Looking at the maths, the MPs whom Johnson expelled from the Tory Party will then be increasingly inclined to back a “confirmatory referendum”. Quite a few of them – such as Amber Rudd and David Gauke – are already comfortable with the idea of taking the issue back to the people. Some others are not. But if they think this is the only way to stop “no deal”, many will decide to back a referendum.

What an awful deal!

The final factor, of course, is just how terrible the deal will be.
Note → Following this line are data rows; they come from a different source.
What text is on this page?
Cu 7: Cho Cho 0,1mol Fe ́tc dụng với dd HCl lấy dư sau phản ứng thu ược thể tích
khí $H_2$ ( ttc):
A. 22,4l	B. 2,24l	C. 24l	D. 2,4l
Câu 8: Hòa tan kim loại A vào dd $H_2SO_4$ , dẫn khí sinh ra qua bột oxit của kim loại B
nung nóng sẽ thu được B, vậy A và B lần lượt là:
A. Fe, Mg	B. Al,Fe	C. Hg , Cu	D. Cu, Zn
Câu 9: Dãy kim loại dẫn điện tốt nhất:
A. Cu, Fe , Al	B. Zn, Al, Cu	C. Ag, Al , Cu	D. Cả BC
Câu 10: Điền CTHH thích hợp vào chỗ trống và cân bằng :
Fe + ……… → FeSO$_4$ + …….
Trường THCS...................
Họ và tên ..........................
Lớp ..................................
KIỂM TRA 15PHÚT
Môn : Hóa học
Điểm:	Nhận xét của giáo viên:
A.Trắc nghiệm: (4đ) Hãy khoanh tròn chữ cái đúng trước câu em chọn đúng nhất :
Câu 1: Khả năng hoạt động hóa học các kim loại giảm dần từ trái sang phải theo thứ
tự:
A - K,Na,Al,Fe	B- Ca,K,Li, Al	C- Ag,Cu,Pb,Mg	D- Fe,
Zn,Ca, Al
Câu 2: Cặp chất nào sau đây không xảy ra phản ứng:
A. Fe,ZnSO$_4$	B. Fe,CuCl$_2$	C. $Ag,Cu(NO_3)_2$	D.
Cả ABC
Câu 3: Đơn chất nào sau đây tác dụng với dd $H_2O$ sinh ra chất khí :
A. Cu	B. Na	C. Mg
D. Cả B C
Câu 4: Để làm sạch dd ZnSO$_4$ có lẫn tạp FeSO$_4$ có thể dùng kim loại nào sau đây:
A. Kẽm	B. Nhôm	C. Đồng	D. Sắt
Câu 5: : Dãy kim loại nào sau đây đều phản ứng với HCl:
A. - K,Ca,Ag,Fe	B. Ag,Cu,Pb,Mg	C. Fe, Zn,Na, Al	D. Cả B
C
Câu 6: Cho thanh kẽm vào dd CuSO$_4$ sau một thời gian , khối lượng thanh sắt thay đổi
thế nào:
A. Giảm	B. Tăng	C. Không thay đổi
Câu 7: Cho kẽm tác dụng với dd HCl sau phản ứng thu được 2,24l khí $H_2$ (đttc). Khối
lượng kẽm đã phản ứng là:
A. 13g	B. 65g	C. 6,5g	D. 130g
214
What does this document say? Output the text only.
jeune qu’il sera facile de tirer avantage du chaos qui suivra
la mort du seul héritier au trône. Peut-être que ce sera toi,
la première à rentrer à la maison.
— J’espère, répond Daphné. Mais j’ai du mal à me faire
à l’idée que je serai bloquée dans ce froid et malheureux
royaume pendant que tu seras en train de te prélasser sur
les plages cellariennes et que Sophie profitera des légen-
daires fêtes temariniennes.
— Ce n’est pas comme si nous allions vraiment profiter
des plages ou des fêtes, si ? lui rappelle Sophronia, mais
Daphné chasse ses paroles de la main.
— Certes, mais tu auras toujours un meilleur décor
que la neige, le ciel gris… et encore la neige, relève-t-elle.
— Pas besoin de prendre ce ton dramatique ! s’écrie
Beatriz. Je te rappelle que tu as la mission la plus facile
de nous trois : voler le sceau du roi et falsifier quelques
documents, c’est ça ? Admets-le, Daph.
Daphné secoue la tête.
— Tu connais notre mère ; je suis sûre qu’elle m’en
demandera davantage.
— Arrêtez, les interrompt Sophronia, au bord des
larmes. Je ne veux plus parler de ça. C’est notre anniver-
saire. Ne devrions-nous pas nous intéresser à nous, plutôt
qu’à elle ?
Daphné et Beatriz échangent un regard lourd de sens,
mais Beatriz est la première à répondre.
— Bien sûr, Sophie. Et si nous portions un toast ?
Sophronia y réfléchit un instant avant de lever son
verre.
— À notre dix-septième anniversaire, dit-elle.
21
For a start, it essentially hands over the Northern Ireland economy to the EU. That should worry anybody who cares about the United Kingdom.

Then there’s the fact that Johnson has abandoned Theresa May’s legally-binding promise to maintain a “level playing field” with the EU – giving him the freedom to cut social, consumer, competition and environmental regulations. (The relevant passages of the original Withdrawal Agreement’s Northern Ireland Protocol – Article 6 and Annexes 2 and 4 – have been nixed).

It’s true that the new political declaration sketching out our future arrangement with the EU contains provisions on a level playing field (para 77). But this is not legally binding.

What this means is that, unless Johnson is willing to make hard commitments in the future talks on a trade deal, we’ll get at best a bare-bones trade deal and the Great Britain economy will be thwacked.

What’s more, we will be heading for another cliff edge at the end of next year – when Great Britain is supposed to leave the EU’s single market and customs union. The Prime Minister will be so desperate to do a free trade deal that he is likely to give the EU pretty much everything it wants – just as he has on Northern Ireland.

One of his first concessions will be to sell the fishing industry down the river. The political declaration says the UK and EU should try to “establish a new fisheries agreement on, inter alia, access to waters and quota shares” by next July 1 (paras 73 and 74). Why would the EU move onto the wide free talks until Johnson has given them what they want on fishing? They’ll have him over a barrel.

We are reaching the crunch. We can force a referendum. We must force one. We can then win that People’s Vote and stay in the EU.

In these next few days we must strain every sinew. Lobby your MP, turn up to the mega People’s Vote march in central London on Saturday – and ask all your friends and family to be there too.